Mientras las dos orillas del estrecho de Gibraltar formaron parte de una misma unidad política, militar o religiosa, la paz reinó entre los habitantes de ese territorio al que, entonces, la mar unía. La situación se transformó por completo tras la finalización de un largo conflicto bélico que conocemos como Batalla del Estrecho y que acabó mediado el siglo XIV con la incorporación al bando castellano de las ciudades de Tarifa, Algeciras y Gibraltar y el establecimiento de una nueva frontera.
Desde ese momento las costas y sus habitantes, tanto las del norte como las del sur del Estrecho, se convirtieron en objetivos para aventureros, corsarios y piratas de toda índole y de cualquier credo que, especialmente durante los meses más bonancibles del año, realizaban incursiones rápidas y próximas a la costa desde embarcaciones movidas por el viento o por la fuerza de los remos con el fin de obtener botín que casi siempre estaba constituido por seres humanos que se vendían en los mercados de esclavos. La seguridad solo era posible tras los muros de las ciudades fortificadas, y no siempre. El riesgo de salir a trabajar en el campo, realizar las faenas de arar, sembrar o cosechar, cuidar del ganado, atender a las huertas en las vegas de los ríos o practicar las artes de pesca fuera de las fortificaciones implicaba siempre un gran peligro.

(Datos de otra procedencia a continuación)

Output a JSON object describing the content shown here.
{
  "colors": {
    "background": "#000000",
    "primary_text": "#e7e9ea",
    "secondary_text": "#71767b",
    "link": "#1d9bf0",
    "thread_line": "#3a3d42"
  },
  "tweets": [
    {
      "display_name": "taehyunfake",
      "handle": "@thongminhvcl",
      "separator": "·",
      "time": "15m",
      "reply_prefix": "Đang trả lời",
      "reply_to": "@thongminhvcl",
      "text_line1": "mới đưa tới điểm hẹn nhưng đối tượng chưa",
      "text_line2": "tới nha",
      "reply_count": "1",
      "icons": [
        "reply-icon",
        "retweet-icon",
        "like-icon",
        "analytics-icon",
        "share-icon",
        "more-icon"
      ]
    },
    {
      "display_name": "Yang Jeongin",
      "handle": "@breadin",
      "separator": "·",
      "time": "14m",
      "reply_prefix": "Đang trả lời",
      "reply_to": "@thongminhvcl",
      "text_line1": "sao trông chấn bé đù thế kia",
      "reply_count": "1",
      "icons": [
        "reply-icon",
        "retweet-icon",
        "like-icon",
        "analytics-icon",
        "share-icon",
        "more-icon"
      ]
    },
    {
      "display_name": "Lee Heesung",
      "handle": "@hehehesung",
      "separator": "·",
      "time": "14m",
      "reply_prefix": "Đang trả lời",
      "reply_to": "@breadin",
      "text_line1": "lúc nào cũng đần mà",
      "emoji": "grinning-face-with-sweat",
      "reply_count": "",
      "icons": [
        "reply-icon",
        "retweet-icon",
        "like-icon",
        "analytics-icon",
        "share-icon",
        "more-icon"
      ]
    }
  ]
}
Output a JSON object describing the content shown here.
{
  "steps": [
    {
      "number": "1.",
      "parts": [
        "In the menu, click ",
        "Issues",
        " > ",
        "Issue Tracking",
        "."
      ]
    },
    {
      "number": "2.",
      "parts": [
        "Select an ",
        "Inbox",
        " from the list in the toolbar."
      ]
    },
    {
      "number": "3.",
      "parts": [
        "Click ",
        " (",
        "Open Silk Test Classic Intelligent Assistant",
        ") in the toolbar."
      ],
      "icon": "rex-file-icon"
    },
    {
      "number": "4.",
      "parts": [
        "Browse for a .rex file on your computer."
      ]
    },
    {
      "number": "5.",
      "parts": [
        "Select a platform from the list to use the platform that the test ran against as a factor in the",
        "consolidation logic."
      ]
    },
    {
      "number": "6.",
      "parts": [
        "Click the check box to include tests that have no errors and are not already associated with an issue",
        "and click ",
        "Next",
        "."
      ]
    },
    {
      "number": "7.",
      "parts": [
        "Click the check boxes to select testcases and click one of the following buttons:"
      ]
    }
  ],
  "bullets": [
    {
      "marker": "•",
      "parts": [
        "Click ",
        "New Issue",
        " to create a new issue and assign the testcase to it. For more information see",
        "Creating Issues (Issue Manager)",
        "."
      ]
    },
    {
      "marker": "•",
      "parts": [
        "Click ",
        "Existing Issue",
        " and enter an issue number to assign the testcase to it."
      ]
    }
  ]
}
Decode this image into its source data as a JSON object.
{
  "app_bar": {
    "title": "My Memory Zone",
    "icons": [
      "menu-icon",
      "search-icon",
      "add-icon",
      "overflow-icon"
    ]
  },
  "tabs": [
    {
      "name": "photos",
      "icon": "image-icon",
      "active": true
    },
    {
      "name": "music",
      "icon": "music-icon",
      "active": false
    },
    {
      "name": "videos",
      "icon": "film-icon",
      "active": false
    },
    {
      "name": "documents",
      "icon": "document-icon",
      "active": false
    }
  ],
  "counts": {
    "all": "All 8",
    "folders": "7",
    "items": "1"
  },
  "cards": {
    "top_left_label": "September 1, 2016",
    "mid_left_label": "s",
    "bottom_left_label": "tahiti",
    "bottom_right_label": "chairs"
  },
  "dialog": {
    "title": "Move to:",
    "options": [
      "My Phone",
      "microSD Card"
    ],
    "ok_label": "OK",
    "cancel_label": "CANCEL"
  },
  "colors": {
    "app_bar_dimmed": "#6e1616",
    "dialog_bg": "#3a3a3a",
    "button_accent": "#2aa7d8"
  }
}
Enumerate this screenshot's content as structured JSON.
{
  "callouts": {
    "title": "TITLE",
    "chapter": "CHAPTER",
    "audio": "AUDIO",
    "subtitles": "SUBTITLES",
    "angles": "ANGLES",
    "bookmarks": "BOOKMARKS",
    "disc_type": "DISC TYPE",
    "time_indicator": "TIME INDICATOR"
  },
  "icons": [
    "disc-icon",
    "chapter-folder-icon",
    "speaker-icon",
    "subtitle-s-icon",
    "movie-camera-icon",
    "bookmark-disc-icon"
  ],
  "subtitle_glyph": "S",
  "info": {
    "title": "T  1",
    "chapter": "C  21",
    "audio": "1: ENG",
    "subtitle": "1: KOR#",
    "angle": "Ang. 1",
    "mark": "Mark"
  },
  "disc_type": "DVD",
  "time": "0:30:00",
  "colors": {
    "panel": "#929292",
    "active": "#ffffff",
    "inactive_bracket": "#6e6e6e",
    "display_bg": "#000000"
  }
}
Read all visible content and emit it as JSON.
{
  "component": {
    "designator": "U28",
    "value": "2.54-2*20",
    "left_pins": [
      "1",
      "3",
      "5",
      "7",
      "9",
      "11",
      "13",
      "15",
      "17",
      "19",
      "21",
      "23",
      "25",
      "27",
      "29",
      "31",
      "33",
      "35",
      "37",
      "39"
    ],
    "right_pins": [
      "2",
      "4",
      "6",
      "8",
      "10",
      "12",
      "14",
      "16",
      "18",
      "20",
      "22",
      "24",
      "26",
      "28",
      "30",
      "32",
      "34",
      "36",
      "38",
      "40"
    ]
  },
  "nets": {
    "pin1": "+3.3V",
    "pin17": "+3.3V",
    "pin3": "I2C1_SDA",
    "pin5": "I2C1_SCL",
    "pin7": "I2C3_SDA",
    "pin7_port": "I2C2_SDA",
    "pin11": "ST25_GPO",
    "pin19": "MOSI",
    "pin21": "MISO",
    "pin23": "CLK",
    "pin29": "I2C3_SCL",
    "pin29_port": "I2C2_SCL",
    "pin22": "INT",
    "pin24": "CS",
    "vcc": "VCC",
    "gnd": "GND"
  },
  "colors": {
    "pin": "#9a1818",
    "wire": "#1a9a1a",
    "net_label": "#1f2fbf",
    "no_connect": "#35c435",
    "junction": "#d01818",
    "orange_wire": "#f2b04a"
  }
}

Es por ello que la costa norte del estrecho de Gibraltar, desde Tarifa hasta Estepona, se halla adornada por numerosas torres almenaras, torres vigía, cuya finalidad era dar aviso de la presencia de embarcaciones musulmanas, prevenir por medio de señales a los habitantes dispersos por los campos y a aquellos otros que habitaban las ciudades para que buscasen refugio o se aprestasen a defenderse en función de la envergadura del desembarco. Es precisamente esa condición fronteriza la que de alguna forma define en buena medida la historia y la cultura de los habitantes del territorio campogibraltareño, así como, debido a su inseguridad, se justifica la presencia de población poco arraigada y de gran movilidad que buscaba con su establecimiento en estas tierras la posibilidad de comenzar una nueva vida a partir de cero. Pero la vida en la frontera sur de España estuvo amenazada de manera permanente por las incursiones norteafricanas desde la Edad Media hasta prácticamente el mundo contemporáneo. A pesar de escasa población establecida en la zona y de la relativa escasez del botín que podría conseguirse en ella, las costas de la bahía de Gibraltar conocieron en 1540 un asalto procedente de la ciudad de Argel. Casi dos mil hombres llegados en dieciséis naves, a las órdenes de Alí Hamet y Caramani, asaltaron, saquearon y consiguieron cautivos en una ciudad fortificada y artillada que contaba, además, con varias almenaras y sistemas de alarma. Si eso sucedía en una fortaleza, la sensación de indefensión entre la población que vivía extramuros debía ser absoluta. Las llamadas a rebato ante la presencia de berberiscos en las costas de la comarca eran un fenómeno frecuente; los saltos en tierra de musulmanes procedentes desde la orilla sur eran repelidos con gran fuerza por las milicias urbanas de ciudades como Tarifa. Las muertes de personas o el cautiverio de los apresados en estas razzias eran moneda de uso corriente entre los habitantes de la peligrosa frontera que delimitaban las aguas del estrecho de Gibraltar.